List of needed supplies for testing:

  • Microscope: Your choice, but you’ll need one with a moveable stage, and I highly recommend a two-eyed model. Here’s one possibility: https://amscope.com/products/c-b120?variant=41108514537647. You do need to have 4X and 10X objective lenses.
  • McMaster slide(s): cheapest is $18/slide at this writing, if you buy 2 slides from Amazon.
  • Knife or toungue depressors for stirring and mashing.
  • A scale such as THIS ONE.
  • Plastic cups: two per test run. Can rewash and reuse.
  • Strainer, or cheesecloth.
  • Flotation fluid (THIS BRAND is cheapest, shipped dry and reconstitute)
  • Plastic pipettes.
  • Straining technique – this can be a tea strainer; unfolded gauze 4” X 4” pads or squares; orcheese cloth cut into squares (6” squares preferred)
  • Rubber gloves if desired (you’ll need them for collecting the feces).

Interpreting Results

As you scroll through each slide, you note the NUMBER of the three kinds of eggs (HOT, coccidia, and tapeworms). Below I list how we interpret these results, and react to them at Storybook Farm. Your vet may have different thresholds to recommend.
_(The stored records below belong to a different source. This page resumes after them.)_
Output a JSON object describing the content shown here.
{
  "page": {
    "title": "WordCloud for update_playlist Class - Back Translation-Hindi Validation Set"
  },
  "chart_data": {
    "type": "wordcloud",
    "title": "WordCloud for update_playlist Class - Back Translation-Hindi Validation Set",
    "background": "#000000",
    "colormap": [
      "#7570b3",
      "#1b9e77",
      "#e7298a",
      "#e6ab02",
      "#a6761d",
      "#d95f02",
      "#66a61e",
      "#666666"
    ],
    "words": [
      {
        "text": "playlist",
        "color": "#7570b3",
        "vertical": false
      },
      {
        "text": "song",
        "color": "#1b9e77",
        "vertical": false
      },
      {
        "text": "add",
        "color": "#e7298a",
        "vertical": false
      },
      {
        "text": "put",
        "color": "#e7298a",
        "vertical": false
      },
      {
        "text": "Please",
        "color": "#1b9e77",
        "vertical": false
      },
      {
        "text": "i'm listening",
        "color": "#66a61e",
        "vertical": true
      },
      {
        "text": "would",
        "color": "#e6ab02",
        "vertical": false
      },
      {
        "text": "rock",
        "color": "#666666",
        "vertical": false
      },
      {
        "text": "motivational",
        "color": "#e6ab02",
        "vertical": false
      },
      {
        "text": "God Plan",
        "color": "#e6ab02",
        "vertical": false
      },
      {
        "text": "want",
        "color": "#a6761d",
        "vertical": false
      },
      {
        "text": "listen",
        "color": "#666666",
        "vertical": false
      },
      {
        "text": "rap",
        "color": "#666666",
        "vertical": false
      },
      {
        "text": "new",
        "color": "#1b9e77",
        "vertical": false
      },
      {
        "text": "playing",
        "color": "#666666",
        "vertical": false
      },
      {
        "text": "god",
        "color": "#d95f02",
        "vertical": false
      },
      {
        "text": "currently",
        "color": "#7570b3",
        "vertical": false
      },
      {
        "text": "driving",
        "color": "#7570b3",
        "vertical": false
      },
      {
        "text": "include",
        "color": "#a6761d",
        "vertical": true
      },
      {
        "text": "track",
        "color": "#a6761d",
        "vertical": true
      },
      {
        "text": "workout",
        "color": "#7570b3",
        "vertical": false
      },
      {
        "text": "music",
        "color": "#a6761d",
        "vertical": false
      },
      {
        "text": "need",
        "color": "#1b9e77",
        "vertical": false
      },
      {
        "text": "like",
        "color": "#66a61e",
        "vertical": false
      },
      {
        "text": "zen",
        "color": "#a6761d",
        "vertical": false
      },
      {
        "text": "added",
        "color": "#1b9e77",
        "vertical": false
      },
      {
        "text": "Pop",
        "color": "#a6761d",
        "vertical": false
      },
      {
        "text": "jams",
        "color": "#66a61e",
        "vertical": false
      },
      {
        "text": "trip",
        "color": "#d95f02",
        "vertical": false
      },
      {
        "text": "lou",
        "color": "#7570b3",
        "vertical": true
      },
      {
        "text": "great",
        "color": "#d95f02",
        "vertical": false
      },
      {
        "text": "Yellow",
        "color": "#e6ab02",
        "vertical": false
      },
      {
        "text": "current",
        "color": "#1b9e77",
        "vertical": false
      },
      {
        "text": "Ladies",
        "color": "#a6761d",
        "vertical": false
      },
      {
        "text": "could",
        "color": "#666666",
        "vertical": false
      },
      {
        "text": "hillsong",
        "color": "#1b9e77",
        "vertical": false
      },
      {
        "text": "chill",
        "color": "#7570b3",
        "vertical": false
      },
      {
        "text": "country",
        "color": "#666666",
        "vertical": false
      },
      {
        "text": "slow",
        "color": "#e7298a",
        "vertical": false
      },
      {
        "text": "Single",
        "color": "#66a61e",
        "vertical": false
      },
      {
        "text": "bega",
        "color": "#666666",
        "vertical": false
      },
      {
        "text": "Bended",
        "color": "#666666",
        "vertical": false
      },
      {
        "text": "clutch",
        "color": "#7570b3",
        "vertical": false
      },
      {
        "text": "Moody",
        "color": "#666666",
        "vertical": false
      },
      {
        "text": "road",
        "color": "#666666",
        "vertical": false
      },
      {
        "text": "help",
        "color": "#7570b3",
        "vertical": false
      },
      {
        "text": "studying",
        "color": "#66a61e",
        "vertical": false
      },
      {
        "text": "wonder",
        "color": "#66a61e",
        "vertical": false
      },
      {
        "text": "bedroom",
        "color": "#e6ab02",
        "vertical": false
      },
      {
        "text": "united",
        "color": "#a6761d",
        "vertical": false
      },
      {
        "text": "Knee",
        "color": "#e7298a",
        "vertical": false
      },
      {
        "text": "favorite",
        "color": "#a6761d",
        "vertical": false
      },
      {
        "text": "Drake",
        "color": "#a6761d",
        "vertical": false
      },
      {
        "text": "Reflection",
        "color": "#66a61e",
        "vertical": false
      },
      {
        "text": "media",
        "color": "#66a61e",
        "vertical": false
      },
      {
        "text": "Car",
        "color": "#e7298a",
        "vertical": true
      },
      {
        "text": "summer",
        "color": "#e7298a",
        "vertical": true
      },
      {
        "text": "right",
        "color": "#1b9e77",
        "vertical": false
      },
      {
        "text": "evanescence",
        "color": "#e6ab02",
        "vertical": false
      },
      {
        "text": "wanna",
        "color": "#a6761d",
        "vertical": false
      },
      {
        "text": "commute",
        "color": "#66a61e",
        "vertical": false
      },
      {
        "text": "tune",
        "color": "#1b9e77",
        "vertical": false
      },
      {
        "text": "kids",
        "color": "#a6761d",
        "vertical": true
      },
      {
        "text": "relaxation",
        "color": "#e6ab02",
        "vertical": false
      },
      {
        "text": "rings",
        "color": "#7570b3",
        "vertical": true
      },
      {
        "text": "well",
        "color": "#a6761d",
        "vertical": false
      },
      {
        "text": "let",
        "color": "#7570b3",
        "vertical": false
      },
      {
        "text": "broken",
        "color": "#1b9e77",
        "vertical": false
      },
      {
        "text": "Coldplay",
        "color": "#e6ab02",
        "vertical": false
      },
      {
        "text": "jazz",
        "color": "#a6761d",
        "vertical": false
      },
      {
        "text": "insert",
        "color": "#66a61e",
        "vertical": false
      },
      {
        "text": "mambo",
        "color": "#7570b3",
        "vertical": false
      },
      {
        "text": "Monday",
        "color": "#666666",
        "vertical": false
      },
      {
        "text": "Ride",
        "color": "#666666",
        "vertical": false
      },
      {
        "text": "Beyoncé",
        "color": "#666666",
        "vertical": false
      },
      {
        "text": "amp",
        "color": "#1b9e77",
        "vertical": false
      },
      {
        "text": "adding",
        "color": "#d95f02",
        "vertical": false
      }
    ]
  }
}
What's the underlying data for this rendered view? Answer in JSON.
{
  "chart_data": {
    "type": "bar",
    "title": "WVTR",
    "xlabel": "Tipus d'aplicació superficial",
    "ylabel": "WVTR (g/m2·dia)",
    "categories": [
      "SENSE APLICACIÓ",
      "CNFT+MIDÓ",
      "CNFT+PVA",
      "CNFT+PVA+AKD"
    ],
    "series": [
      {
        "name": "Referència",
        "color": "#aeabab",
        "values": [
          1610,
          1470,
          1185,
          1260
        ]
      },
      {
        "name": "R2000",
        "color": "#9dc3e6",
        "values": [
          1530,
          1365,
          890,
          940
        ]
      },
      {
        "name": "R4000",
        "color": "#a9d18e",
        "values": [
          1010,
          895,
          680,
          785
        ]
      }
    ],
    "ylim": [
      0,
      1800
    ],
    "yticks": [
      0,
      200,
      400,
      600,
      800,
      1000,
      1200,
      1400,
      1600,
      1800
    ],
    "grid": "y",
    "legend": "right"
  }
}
  • For HOT worms, if we see more than 10, we treat the animal and then recheck according to the recommended recheck for each type of medication. For instance, with Cydectin, we retest in 4 days. With Prohibit, we retest in 10 days, since we can’t re-treat them before that time. In rechecking, I’m looking for an egg count of 0-3 or so.
  • For coccidia, we don’t count. I almost always see random cocci eggs when testing. If I saw, say, 20 in a given set of 12 aisles, I’d treat for it. But if I see one to four, or so, I would not treat them, unless they had diarrhea.
  • For tapeworms, I treat if I see even one segment. I want to stay ahead of those bad boys. Our go-to for goats who are NOT PREGNANT is Valbazin. If does are pregnant, we treat for tapeworms with Safeguard.